If the aim was to stimulate the housing market it was a runaway success – in the year to the 2nd quarter of 2021 there were 1.258 million residential transactions, compared with 996,050 in the same period in 2018/19. Proving the Laffer Curve in action, the latter stages of the stamp duty holiday have even succeeded in raising more revenue: government receipts in the first eight months of 2021 were £7.6 billion, £200 million than in the same period in 2019 as increased transactions made up for the fact that for much of that period owner-occupiers paying less than £500,000 for a home paid no stamp duty at all (investors were still paying a minimum of three percent, and stamp duty was still payable on all transactions above £500,000).
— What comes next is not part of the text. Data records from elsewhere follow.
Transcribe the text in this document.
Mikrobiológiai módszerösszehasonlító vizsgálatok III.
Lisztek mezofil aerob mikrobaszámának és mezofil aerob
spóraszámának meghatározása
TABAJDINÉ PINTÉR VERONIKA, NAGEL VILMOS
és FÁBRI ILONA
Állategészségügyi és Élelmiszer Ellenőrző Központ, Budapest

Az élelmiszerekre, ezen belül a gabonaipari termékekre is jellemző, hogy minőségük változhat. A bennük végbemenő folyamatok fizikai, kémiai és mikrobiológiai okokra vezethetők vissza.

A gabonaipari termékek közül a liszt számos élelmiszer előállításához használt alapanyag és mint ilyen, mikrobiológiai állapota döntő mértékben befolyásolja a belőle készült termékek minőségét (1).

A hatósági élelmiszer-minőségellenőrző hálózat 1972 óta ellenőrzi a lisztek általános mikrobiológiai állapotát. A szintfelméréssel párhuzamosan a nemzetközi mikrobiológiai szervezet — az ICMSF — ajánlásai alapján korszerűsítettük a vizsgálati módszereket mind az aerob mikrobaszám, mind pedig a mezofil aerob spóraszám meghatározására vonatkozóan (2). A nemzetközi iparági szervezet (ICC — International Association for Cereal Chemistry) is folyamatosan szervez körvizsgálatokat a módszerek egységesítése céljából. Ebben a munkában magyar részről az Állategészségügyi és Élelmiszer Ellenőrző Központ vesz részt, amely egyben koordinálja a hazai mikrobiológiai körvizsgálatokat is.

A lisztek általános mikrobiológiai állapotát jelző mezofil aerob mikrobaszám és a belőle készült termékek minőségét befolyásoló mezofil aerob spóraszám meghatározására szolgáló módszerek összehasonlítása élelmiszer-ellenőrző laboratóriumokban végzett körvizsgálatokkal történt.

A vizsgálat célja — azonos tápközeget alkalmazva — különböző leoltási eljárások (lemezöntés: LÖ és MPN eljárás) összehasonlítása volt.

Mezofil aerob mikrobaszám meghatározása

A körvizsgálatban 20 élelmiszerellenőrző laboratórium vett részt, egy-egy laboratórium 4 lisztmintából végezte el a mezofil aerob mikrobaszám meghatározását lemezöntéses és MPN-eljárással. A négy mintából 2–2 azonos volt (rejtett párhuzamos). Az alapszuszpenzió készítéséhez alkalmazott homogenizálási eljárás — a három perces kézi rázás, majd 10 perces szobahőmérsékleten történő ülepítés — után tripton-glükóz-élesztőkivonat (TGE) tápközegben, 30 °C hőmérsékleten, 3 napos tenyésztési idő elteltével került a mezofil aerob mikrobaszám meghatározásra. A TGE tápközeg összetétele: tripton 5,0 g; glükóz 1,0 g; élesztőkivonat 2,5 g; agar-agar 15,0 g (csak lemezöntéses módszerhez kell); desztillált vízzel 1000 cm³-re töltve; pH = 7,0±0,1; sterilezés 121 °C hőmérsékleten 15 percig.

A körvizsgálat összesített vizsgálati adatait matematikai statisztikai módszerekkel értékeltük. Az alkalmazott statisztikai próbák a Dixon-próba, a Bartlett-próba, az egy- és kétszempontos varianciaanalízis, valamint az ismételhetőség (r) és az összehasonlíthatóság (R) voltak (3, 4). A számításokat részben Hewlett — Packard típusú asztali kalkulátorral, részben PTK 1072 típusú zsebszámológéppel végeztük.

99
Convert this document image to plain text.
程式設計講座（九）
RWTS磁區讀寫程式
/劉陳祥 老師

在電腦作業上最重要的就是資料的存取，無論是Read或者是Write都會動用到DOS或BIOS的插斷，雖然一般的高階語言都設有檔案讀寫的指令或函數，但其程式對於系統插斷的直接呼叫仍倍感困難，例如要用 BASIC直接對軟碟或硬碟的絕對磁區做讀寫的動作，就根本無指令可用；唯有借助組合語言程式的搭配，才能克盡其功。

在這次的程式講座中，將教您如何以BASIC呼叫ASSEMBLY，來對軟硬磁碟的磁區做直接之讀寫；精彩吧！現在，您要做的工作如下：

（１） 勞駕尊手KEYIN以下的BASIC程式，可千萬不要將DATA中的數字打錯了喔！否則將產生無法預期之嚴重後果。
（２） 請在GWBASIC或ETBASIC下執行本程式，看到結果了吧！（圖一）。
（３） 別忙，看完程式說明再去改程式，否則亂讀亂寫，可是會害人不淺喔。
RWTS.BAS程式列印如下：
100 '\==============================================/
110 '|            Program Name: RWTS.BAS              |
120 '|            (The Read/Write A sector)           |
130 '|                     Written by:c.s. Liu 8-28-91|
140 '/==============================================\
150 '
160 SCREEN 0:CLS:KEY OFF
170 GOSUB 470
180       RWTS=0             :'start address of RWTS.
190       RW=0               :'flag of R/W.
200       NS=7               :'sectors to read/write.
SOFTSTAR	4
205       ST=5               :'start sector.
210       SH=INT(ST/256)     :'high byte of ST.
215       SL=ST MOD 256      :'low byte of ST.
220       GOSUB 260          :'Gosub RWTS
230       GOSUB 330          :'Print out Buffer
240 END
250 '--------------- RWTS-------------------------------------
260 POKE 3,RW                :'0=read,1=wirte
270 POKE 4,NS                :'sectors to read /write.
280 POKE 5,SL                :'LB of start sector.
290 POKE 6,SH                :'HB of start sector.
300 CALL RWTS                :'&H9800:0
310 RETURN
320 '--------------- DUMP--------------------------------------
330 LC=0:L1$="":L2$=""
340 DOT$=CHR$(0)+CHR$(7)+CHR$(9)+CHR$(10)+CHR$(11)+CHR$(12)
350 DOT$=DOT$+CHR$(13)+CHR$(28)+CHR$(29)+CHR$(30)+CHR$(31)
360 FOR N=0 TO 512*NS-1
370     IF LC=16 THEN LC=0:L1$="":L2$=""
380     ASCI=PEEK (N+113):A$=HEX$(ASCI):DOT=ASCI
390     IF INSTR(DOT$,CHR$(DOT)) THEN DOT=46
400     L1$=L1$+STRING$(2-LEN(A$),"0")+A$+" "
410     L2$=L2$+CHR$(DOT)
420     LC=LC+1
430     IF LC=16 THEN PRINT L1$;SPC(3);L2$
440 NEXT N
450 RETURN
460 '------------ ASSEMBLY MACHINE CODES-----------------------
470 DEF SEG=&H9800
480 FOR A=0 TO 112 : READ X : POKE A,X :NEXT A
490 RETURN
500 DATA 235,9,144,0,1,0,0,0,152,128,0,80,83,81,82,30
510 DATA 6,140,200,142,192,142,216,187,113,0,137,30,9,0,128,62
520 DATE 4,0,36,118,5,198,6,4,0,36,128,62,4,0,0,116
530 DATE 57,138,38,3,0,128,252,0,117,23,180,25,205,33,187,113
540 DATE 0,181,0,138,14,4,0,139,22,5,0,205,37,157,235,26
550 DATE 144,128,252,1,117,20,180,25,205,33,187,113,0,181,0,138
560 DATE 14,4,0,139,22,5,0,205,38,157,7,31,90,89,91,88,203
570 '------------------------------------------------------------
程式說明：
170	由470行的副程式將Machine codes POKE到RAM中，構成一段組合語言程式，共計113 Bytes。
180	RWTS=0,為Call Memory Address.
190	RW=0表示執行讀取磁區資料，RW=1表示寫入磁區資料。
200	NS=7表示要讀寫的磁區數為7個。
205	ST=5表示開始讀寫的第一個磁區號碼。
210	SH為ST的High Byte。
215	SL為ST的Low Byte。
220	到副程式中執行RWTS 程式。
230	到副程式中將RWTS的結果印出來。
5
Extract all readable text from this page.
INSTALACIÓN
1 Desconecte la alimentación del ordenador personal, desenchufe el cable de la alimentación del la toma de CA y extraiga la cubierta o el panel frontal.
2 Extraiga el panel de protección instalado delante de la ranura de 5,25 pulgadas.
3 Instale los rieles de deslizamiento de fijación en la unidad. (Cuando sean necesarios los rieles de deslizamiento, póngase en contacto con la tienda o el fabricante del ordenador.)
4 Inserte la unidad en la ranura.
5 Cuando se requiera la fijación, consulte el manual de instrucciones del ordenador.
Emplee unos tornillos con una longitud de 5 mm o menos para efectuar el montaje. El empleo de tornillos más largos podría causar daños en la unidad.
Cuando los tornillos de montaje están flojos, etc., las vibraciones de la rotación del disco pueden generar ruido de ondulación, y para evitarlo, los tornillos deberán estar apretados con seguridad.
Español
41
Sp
The Chancellor might care to reflect on whether it might have been better to reduce stamp duty permanently
But for property-buyers the benefits are a little more mixed. The result of the stamp duty holiday was to fuel inflation in house prices. The average sum paid for a home in the UK according to the Land Registry and its Scottish and Northern Irish counterparts was £239,036 in August 2020, rising to £255,535 in July 2021 – which, for those late to the party, more than wipes out the maximum savings of £15,000 in stamp duty.
But it doesn’t end there. House-buyers desperate to complete before the deadline ended up paying over the odds not just for the property they were so keen to buy but also for services such as removals companies. According to a survey by iPlace Global, 12 per cent of buyers admit to rushing their purchase, and 11 per cent admit to overpaying on the move to the tune of thousands. For many, the unseemly rush ended in difficulty: 21 per cent say their property purchase ended up being delayed because they had filled in paperwork wrongly, while 13 per cent failed to budget for fees and ended up having to borrow money unexpectedly. It doesn’t say how many of these buyers ended up missing the deadline for avoiding stamp duty and so ended up with a tax bill anyway.
Neither does it reveal how many of the people who rushed into moving home over the past 12 months now regret their decision. Buying the wrong property is, needless to say, a hugely expensive mistake, with buyers having to shell out again for estate agents’ fees, conveyancing fees – and stamp duty now that the holiday has ended. Moreover, they may find it more difficult to sell now that the holiday is over.
The Chancellor may have kick-started the housing market and, bizarrely, created a housing boom during the deepest recession in modern history. But he might care to reflect on whether it might have been better to reduce stamp duty permanently, not offer a time-limited holiday which has tempted many people to rush house moves which they may now regret and which will end up costing them a lot more money than they have saved.